第四天：● 24. 兩兩交換連結串列中的節點 ● 19.刪除連結串列的倒數第N個節點 ● 面試題 02.07. 連結串列相交 ● 142.環形連結串列II

24. 兩兩交換連結串列中的節點

/**
 * Definition for singly-linked list.
 * public class ListNode {
 *     int val;
 *     ListNode next;
 *     ListNode() {}
 *     ListNode(int val) { this.val = val; }
 *     ListNode(int val, ListNode next) { this.val = val; this.next = next; }
 * }
 */
class Solution {
    public ListNode swapPairs(ListNode head) {
        ListNode dummy = new ListNode(0);
        dummy.next = head;
        ListNode curr = dummy;
        //add dummy node before head, and save the 0(crur.next) and 3(curr.next.next.next), and then connect
        // and then curr pointor move 2 postion.
        //頭節點前邊加dummy node，然後儲存頭節點(crur.next)跟index2(curr.next.next.next),交換後指標往後移動兩位
        //一開始想複雜了，不需要兩個指標，也不需要用bealoon記錄是否移動過了。
        while(curr.next != null && curr.next.next != null){
            ListNode temp = curr.next;
            ListNode temp2 = curr.next.next.next;
            curr.next = curr.next.next;
            curr.next.next = temp;
            curr.next.next.next = temp2;
            curr = curr.next.next;
        }
        return dummy.next;
    }
}

19.刪除連結串列的倒數第N個節點

class Solution {
    public ListNode removeNthFromEnd(ListNode head, int n) {
        ListNode dummy = new ListNode(0);
        dummy.next = head;
        ListNode fast = dummy;
        ListNode slow = dummy;
        //雙指標，一快一慢，快的多走n+1步，剛好走到null, 慢的走到要刪除的前一個。
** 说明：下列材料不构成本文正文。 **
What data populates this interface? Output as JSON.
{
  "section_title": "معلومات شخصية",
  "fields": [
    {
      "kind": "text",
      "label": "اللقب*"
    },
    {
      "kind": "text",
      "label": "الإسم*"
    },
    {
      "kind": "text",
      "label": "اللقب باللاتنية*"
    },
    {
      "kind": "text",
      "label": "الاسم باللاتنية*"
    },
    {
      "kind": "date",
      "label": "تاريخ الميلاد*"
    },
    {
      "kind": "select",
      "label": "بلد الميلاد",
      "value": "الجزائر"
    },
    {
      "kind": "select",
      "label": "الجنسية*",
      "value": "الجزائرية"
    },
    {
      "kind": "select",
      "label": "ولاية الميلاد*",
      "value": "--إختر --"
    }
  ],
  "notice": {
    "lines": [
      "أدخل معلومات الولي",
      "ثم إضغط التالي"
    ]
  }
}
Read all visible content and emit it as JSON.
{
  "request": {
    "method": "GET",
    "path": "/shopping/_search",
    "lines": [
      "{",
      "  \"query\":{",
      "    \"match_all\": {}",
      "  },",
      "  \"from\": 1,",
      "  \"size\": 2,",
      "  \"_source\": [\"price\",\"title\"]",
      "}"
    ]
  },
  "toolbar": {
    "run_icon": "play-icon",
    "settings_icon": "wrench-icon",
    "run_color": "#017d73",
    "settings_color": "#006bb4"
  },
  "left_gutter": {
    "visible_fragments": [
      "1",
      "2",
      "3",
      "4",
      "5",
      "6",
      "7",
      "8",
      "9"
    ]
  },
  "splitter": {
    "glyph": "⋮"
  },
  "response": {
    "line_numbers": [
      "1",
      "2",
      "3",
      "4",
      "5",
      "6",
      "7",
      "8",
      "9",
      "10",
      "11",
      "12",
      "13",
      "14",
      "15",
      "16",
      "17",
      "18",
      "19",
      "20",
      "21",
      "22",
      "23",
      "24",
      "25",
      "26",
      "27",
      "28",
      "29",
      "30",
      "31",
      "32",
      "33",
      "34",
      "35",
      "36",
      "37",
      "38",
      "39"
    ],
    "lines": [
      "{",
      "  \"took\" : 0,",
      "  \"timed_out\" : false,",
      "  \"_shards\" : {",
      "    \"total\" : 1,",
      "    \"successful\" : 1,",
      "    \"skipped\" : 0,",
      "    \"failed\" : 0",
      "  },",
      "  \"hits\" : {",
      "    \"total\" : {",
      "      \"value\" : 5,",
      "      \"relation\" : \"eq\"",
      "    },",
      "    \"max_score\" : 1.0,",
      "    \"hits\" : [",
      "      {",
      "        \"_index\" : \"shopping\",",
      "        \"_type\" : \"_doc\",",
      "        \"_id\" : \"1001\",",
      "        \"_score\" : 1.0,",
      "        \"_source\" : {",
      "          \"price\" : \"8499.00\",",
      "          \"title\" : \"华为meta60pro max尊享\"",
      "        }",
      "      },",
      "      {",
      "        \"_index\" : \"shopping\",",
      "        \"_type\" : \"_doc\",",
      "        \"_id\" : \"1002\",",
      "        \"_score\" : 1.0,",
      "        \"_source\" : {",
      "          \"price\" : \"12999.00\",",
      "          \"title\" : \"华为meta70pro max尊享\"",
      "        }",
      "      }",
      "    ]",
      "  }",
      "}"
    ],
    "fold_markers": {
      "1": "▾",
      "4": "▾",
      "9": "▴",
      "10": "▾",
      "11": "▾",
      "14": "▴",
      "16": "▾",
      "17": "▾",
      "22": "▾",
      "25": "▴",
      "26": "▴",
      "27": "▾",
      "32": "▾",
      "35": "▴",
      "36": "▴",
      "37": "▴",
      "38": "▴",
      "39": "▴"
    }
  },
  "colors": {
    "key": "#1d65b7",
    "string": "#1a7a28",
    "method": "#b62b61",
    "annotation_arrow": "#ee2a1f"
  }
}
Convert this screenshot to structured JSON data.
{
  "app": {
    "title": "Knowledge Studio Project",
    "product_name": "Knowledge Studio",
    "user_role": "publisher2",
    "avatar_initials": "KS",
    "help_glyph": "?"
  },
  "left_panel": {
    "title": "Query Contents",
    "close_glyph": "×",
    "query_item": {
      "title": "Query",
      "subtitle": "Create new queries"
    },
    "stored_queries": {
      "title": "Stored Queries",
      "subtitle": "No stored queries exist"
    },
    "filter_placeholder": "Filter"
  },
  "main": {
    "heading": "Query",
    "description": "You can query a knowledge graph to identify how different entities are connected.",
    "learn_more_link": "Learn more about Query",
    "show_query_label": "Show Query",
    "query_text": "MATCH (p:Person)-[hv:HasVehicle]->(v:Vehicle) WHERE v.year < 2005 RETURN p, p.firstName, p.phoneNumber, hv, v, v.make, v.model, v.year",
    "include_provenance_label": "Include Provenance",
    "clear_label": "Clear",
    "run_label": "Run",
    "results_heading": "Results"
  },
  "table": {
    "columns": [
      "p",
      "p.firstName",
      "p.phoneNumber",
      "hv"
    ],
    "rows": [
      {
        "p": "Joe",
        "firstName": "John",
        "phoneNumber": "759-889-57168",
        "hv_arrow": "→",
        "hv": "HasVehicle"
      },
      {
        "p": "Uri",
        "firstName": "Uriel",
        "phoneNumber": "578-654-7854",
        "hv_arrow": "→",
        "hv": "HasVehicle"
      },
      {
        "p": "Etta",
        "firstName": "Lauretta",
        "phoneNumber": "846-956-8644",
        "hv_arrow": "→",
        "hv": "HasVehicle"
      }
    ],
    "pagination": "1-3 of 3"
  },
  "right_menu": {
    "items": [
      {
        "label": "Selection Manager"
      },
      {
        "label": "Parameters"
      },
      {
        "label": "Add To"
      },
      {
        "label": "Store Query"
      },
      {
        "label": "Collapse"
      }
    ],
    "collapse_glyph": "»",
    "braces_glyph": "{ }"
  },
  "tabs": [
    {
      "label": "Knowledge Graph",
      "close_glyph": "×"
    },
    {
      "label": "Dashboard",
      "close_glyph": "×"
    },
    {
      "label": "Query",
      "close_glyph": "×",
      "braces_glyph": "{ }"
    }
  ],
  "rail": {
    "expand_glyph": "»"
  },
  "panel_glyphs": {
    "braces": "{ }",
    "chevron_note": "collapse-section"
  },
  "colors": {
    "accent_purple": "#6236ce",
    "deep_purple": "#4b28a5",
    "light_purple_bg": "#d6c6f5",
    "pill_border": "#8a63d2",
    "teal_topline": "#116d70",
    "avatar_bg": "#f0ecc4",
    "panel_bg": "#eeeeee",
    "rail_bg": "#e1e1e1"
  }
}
刪除。
        //注意空指標異常
        for(int i = 0; i <= n; i++){
            fast = fast.next;
        }
        while(fast!=null){
            fast = fast.next;
            slow = slow.next;
        }
        if(slow.next != null){
            slow.next = slow.next.next;
        }
        return dummy.next;
    }
}

面試題 02.07. 連結串列相交==160. Intersection of Two Linked Lists

public class Solution {
    public ListNode getIntersectionNode(ListNode headA, ListNode headB) {
        //到達統一長度後，一起往後走直到有相同的。如果沒有也是return null，都是A or b的其中一個。
        //reference: https://www.youtube.com/watch?v=1bWqD_MwWuw
        if(headA == null || headB == null){
            return null;
        }
        int lenA = len(headA);
        int lenB = len(headB);

        if(lenA > lenB){
            while(lenA != lenB){
                headA = headA.next;
                lenA--;
            }
        }else{
            while(lenA != lenB){
                headB = headB.next;
                lenB--;
                }
        }
        while(headA != headB){
            headA = headA.next;
            headB = headB.next;
        }
        return headA;  
}
public int len(ListNode list){
        int len = 0;
        while(list != null){
            list = list.next;
            len++;
        }
        return len;
        }
}

142. Linked List Cycle II

public class Solution {
    public ListNode detectCycle(ListNode head) {
        //https://www.youtube.com/watch?v=ZJDClARjgDI
        //https://programmercarl.com/0142.%E7%8E%AF%E5%BD%A2%E9%93%BE%E8%A1%A8II.html#%E5%85%B6%E4%BB%96%E8%AF%AD%E8%A8%80%E7%89%88%E6%9C%AC
        ListNode fast = head;
        ListNode slow = head;
        while(fast.next != null && fast.next.next != null){
            fast = fast.next.next;
            slow = slow.next;
            if(slow == fast){
                ListNode index1 = head;
                ListNode index2 = fast;
                while(index1 != index2){
                    index1 = index1.next;
                    index2 = index2.next;
                }
                return index1;
            }
        }
        return null;
    }
}